The book provides a user-friendly, non-technical methods guide to using ready-made VR content and 360° video as well as creating custom materials. It examines the advantages and disadvantages of different approaches to using VR, providing helpful, real-world examples of how researchers have used the technology. The insights drawn from this analysis will inspire scholars to explore the possibilities of using VR in their own research projects.
This introductory chapter explores the research potential offered by working with VR technology and seeks to demystify VR for non-specialist scholars. Definitions of VR, MR, XR and AR are explored, noting that the focus of the book is on VR as it appears within head-mounted displays. We move on to consider the reasons why researchers may wish to employ VR within their projects, focusing on two main areas: VR as an object of study, and VR as a methodological tool. We also emphasise the significance of VR in generating a strong sense of immersion and presence within virtual environments. Contemporary VR research is situated within a brief history of how the technology has evolved. Finally, we give an overview of the chapters in the remainder of the book.
This chapter examines approaches to undertaking VR projects with human participants. We explore the ethics of working with human subjects in VR, including problems related to intense emotional stimulation and cybersickness. We also reflect on the predominance of quantitative methods in projects that analyse participant response to VR environments and scenarios. The emphasis is on how existing VR materials might be employed as a simpler and lower-cost alternative to building original VR content. The chapter also includes a case study of a qualitative project in which experienced gamers played the VR zombie shooter Arizona Sunshine (Vertigo Games, 2016). The exercise revealed a powerful affectual connection to the virtual space, creating a considerably more physically and emotionally intense experience than participants normally experienced when gaming.
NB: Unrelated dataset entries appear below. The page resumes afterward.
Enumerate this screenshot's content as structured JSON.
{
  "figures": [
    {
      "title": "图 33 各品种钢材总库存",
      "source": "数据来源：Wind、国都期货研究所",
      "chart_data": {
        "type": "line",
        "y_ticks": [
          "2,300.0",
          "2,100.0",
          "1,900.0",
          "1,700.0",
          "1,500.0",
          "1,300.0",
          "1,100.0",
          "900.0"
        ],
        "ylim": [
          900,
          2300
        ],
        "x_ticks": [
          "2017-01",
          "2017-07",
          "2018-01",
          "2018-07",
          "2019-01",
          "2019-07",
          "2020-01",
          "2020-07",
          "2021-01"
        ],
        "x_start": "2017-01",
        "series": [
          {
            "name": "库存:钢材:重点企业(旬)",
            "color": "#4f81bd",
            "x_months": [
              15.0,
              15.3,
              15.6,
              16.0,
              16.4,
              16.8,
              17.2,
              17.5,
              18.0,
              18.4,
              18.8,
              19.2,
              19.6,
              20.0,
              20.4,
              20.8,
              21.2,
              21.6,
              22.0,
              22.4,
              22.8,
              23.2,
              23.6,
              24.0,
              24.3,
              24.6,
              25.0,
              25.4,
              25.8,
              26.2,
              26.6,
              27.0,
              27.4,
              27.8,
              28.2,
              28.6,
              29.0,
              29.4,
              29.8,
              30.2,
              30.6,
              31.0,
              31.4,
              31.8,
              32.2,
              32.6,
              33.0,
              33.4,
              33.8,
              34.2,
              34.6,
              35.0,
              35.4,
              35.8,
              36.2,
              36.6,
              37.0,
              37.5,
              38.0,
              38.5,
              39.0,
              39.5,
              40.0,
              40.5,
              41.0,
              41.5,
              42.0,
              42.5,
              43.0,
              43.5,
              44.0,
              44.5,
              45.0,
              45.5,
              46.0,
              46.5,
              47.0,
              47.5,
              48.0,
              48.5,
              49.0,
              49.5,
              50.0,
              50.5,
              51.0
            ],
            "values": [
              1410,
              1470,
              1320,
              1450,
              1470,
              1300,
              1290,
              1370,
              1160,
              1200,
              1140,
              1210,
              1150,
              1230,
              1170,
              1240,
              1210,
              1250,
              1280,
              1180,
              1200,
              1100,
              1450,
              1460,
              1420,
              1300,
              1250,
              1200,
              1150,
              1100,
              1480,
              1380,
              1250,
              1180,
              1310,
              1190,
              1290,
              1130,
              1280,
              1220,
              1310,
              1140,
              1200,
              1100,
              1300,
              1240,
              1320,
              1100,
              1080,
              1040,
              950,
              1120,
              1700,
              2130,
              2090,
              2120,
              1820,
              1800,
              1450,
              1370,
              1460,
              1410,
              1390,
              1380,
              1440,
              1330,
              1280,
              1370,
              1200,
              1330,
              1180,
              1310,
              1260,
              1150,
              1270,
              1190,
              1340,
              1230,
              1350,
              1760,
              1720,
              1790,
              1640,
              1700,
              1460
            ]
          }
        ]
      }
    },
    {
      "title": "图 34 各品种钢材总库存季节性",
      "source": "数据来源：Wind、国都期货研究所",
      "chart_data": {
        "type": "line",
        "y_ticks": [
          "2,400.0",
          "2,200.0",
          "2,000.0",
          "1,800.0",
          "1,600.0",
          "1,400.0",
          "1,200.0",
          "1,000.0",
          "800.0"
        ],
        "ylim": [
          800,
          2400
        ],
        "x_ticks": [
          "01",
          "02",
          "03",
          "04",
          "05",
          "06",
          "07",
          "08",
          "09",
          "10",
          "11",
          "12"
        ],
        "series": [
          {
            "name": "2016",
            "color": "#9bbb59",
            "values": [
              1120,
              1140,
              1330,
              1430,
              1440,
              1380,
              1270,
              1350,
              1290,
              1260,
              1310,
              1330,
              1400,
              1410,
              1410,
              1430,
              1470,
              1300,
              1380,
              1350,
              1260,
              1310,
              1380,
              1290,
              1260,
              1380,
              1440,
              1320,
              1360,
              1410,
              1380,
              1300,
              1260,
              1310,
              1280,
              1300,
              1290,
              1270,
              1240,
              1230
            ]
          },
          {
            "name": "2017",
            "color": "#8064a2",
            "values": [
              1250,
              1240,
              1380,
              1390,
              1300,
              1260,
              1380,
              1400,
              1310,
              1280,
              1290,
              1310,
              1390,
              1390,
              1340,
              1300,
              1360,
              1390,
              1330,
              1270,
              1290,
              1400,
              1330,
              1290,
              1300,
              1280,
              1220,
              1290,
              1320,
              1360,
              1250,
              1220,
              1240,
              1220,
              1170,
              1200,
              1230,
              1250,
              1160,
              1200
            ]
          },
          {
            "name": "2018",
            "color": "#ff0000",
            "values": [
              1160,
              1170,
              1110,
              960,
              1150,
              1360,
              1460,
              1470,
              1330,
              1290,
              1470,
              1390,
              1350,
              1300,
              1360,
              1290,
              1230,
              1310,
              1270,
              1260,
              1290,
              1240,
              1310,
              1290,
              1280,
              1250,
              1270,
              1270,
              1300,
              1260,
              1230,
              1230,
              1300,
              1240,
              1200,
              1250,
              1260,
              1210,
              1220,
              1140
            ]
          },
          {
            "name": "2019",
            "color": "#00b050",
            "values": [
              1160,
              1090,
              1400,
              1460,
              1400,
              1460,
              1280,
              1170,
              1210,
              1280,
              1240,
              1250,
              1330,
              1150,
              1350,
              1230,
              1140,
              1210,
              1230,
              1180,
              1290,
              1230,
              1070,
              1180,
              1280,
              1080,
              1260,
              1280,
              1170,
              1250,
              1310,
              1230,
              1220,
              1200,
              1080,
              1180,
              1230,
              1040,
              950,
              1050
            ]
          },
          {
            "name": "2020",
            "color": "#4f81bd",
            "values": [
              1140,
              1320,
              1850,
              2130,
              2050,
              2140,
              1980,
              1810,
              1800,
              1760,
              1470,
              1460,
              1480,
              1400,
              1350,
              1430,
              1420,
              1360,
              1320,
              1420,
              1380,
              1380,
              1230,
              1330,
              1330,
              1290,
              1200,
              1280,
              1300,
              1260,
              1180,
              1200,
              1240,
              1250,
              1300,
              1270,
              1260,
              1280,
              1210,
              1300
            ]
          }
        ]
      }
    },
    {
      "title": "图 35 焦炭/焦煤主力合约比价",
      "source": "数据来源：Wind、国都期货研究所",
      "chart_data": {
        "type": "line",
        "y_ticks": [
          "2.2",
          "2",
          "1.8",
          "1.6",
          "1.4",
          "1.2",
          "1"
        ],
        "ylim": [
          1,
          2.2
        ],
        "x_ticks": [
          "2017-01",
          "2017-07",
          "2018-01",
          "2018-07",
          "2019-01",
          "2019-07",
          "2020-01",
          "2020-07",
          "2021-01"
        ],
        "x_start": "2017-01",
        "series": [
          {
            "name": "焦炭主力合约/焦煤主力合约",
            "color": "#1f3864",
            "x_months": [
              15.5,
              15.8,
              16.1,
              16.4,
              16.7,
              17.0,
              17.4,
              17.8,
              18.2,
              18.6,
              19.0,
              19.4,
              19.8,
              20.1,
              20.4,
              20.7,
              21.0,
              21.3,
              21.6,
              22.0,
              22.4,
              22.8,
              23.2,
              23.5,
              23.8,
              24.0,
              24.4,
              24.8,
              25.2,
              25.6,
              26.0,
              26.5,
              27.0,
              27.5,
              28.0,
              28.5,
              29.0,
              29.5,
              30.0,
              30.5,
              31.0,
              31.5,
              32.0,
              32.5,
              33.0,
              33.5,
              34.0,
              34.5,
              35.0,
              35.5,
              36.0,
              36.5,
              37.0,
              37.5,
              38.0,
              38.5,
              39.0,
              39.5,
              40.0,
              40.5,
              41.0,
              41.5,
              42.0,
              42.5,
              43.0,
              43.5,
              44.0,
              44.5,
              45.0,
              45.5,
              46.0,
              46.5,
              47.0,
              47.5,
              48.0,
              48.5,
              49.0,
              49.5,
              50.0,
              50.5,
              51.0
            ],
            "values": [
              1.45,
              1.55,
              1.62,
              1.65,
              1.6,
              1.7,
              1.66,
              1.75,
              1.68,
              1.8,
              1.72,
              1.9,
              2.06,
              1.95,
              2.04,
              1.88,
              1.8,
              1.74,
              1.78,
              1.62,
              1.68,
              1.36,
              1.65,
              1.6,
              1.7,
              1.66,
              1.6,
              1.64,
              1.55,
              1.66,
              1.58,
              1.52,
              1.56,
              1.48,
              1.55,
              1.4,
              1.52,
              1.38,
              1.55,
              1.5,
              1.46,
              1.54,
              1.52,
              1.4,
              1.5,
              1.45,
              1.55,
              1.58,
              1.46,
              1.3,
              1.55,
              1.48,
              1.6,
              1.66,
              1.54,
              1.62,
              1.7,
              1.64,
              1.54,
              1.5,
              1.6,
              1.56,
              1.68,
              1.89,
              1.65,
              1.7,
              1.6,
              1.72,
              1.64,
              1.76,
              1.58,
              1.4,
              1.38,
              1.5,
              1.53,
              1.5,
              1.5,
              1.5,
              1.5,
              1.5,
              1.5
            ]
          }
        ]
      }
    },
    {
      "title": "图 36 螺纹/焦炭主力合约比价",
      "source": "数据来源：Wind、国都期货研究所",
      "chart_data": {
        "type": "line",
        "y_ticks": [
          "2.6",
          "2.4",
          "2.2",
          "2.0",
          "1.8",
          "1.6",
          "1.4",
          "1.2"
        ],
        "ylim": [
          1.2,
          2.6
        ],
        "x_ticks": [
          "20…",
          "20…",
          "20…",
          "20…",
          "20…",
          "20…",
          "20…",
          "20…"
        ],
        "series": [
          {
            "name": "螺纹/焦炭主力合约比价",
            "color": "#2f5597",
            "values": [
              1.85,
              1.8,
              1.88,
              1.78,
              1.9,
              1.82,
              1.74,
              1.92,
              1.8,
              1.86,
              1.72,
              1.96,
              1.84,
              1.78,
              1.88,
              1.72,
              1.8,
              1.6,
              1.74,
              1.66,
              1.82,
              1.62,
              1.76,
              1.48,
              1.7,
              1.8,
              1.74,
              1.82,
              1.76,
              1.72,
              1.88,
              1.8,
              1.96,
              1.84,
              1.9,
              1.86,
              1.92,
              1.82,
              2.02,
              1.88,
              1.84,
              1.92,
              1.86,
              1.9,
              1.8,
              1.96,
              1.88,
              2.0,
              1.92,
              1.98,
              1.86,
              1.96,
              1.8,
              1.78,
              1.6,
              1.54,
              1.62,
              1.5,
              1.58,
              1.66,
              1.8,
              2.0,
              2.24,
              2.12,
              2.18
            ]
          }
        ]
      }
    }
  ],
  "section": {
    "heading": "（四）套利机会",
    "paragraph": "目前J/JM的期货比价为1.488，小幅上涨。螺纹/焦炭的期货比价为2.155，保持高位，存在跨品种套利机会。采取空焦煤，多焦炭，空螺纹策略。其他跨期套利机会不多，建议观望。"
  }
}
This chapter explores how content analysis can be used to examine VR materials. Commercial VR content, both games and other experiences, have been subjected to relatively little examination by critical scholars. There is great potential to adapt interpretative tools from other disciplines, particularly game studies, to undertake this analysis. Game studies helpfully emphasise playing the text, rather than simply examining the story, though in the context of VR, the body of the player needs to be woven into this kind of analysis. The chapter reflects on the advantages and limitations of autoethnographic approaches for examining VR content as interactive texts. As a worked example of this approach, we reflect on our analysis of Half-Life: Alyx (Valve, 2020), the first big-budget franchise game to be released exclusively for VR.
This chapter examines social VR experiences and the research opportunities offered where multiple users are interacting with the same virtual environment. Mechanisms for collaboration within virtual space are examined alongside the critical role that avatar design plays in these interactions. While the nature of the head-mounted display is to cut people off from the world around them, VR users can form alternative communities within the virtual spaces they visit. We reflect on some of these issues through a case study of VR Church, where worshippers come together for virtual church services within the social VR platform AltspaceVR. This provides an opportunity to reflect on the challenges of undertaking ethnographic research with communities in VR.